If you are suffering from depression that could affect your ability to return to work in South Carolina, you need to notify your employer of your illness. This must be done within 90 days of realizing or being diagnosed with depression.
Your next step will be to file a Form 50, or Employee’s Notice of Claim and or Request for Hearing. At Stewart Law Offices, we can help you prepare your documents to make sure they are free of common errors that prompt automatic denials.
Keep in mind that depression can be especially tricky to seek workers’ compensation for, and an insurance company may be more inclined to deny a claim when an individual has pre-existing psychological ailments. Our lawyers know how to collect all of the evidence needed to prove your claim and fight for all of the compensation you are entitled to.
How Can A Workers’ Compensation Lawyer Help Me?
Have you been diagnosed with depression as a result of your job, an injury you suffered at work or other workplace conditions? If so, you could qualify for worker’s compensation benefits while you seek treatment. But doing so can be challenging. You’ll want to have an experienced workers’ compensation attorney who understands South Carolina’s specific requirements on your side.

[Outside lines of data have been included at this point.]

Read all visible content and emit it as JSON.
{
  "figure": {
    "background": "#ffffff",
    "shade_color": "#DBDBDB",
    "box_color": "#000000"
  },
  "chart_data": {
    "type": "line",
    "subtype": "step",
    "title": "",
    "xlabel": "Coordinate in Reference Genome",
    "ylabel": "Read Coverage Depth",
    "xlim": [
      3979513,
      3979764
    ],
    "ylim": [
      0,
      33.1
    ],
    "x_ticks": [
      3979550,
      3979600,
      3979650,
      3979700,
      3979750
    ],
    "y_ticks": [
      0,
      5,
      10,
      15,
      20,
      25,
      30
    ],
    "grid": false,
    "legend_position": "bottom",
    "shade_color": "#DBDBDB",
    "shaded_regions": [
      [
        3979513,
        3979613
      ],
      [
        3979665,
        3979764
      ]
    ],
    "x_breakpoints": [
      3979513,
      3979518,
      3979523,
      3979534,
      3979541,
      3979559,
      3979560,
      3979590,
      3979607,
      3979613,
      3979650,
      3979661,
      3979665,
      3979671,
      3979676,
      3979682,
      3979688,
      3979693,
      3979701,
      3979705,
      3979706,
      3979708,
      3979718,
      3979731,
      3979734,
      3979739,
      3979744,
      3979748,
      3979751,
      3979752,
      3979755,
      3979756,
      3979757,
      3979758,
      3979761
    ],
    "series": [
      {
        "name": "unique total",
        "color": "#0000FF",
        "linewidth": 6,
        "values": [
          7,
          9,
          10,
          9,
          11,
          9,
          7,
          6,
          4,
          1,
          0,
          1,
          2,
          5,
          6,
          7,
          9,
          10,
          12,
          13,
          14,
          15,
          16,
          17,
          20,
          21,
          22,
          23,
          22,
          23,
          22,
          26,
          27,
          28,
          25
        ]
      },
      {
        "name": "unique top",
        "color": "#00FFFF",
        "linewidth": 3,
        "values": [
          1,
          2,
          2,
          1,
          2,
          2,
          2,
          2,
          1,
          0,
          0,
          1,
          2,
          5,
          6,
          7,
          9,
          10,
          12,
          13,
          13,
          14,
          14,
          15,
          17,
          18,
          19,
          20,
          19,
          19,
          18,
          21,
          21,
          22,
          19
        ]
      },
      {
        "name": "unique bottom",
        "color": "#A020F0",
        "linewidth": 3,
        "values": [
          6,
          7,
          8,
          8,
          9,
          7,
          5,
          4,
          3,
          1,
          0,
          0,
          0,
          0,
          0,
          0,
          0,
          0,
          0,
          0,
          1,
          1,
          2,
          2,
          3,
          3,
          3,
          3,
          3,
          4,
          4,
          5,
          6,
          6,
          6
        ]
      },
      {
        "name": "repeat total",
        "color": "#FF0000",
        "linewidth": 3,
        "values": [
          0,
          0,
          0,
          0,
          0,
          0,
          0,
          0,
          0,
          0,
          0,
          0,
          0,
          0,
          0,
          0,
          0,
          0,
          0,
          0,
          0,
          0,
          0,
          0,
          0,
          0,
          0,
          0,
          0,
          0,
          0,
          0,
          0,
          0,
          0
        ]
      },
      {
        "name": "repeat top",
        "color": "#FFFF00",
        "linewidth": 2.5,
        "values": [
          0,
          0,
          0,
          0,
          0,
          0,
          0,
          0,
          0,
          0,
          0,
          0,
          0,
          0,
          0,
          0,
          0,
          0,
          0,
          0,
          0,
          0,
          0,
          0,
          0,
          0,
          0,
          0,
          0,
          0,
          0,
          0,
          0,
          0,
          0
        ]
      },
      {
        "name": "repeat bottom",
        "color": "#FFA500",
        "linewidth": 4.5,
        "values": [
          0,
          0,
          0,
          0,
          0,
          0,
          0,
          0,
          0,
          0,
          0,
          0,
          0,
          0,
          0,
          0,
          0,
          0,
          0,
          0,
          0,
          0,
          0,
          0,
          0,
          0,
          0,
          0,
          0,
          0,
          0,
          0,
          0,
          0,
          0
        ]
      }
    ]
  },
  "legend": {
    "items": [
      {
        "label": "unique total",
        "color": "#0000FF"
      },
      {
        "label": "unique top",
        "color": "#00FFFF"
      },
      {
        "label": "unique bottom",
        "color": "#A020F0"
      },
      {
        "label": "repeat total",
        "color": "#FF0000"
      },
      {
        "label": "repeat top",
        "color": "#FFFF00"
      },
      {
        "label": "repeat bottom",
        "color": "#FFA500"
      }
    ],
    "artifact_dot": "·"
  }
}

For 30 years, the seasoned workers’ compensation lawyers at Stewart Law Offices have helped injured workers obtain the benefits that they deserve, both for physical injuries and mental ones. We can help you, too.
Schedule a free consultation with one of our attorneys today. During that time, we’ll listen to your story, explain how the workers’ compensation system works and discuss the evidence we’ll need to build the strongest case on your behalf.
At Stewart Law Offices, we don’t do things halfway. When you work with our attorneys, we’re with you from beginning to end. We can help you with your application, collect all necessary evidence and represent you at any hearings and appeals before the S.C. Workers’ Compensation Commission.